The best therapeutic drugs inferred from our studies are atovaquone, fexofenadine acetate (Allegra), justicidin D, baicalin, glycyrrhetic acid and ethamidindole based on their docking score, interaction studies and their present applications for probable COVID-19 treatment. The rest of the molecules could also be used as COVID-19 inhibitory drugs after further evaluation. When we compared our data with reference molecules score of currently in use drug against COVID-19, we found that atovaquone showed better binding energy than hydroxychloroquine and remdesivir. It is one of the best drug candidate for COVID-19 treatment since it is already in use for treating Pneumocystis carinii pneumonia and malaria. Fexofenadine acetate is another good target drug for COVID-19 treatment since it is naturally derived and presently used for its anti-histamine properties.

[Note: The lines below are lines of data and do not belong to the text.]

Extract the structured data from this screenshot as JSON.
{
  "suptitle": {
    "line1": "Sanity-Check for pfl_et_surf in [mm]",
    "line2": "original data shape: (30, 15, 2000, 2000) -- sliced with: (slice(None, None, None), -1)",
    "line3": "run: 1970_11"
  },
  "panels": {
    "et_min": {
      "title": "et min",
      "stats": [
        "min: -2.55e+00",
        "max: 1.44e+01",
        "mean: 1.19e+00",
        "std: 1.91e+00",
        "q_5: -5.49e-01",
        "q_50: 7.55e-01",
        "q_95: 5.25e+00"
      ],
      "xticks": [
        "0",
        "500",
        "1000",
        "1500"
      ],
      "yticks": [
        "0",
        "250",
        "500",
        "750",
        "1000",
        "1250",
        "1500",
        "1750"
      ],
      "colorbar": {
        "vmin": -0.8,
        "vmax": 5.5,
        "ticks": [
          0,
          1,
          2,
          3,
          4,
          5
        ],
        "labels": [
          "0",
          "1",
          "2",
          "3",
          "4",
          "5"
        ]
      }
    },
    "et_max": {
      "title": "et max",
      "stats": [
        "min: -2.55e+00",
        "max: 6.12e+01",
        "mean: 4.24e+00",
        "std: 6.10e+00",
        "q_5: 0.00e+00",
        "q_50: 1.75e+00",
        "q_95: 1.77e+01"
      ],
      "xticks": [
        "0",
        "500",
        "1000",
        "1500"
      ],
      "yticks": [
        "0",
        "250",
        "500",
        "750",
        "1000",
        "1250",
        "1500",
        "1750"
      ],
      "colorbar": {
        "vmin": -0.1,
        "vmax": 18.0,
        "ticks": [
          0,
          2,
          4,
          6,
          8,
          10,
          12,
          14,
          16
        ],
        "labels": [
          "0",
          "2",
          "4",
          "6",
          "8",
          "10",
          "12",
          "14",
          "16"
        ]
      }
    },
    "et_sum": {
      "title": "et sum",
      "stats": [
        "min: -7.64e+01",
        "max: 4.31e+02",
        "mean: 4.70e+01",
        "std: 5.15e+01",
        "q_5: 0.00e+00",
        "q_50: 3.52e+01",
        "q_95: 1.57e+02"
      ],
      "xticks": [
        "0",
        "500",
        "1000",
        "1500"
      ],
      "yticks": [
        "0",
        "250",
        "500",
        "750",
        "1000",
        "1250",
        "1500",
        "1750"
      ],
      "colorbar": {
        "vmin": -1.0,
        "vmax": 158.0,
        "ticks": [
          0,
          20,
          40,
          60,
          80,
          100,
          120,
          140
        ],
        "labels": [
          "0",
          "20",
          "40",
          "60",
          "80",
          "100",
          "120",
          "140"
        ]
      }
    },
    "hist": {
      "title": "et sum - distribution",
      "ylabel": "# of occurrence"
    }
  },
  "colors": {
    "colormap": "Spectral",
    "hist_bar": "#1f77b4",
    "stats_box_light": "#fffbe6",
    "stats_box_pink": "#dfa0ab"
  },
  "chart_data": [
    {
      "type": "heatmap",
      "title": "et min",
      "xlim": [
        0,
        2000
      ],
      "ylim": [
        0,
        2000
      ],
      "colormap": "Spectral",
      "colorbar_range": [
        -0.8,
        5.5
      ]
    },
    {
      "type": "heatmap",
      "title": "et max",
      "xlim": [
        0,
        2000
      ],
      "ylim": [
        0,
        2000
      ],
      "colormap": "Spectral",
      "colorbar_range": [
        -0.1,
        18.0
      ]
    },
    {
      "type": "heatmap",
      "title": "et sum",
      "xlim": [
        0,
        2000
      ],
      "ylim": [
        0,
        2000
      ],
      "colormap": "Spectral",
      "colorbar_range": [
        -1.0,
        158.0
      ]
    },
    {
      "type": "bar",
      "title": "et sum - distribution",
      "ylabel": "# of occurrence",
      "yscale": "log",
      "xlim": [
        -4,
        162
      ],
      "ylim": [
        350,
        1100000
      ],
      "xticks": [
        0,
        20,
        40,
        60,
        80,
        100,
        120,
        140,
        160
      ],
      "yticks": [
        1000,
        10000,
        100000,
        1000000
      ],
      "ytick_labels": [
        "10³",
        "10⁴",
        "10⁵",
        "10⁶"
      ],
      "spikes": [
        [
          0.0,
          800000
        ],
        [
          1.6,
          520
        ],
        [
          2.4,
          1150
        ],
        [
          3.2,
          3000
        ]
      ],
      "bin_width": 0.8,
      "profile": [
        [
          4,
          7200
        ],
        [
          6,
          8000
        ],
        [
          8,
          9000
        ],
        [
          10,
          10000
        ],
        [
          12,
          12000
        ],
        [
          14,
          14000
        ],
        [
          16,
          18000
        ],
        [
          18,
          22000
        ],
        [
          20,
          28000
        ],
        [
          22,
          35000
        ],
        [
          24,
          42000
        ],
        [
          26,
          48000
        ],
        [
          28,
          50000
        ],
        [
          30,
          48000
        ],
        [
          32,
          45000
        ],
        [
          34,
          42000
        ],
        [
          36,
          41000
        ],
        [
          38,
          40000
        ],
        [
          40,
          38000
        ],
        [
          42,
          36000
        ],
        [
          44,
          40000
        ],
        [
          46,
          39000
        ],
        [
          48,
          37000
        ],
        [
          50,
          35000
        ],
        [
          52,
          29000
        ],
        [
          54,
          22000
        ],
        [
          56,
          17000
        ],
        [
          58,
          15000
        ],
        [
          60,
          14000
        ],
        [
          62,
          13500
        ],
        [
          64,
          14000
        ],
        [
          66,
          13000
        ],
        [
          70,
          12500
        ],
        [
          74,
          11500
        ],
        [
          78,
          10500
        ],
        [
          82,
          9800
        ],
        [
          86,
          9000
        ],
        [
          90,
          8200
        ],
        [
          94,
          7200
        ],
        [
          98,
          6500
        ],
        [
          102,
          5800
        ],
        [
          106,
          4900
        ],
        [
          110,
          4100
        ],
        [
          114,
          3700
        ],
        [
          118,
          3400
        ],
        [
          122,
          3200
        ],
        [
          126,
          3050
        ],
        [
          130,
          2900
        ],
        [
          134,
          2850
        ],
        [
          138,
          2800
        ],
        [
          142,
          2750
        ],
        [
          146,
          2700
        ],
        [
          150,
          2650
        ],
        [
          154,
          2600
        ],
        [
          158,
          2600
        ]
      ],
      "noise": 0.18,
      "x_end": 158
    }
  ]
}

Ethamidindole could possibly act as COVID-19 inhibitor since it is reported as anti-histamine and this novel virus activates cytokine secretion in human body. Apart from these, anti-inflammatory natural molecules such as justicidin D, baicalin, and glycyrrhetic acid could work against COVID-19 since SARS-CoV-2 virus induces inflammation. The rest of the top 20 molecules could also be considered since they all have some medicinal properties as explained above.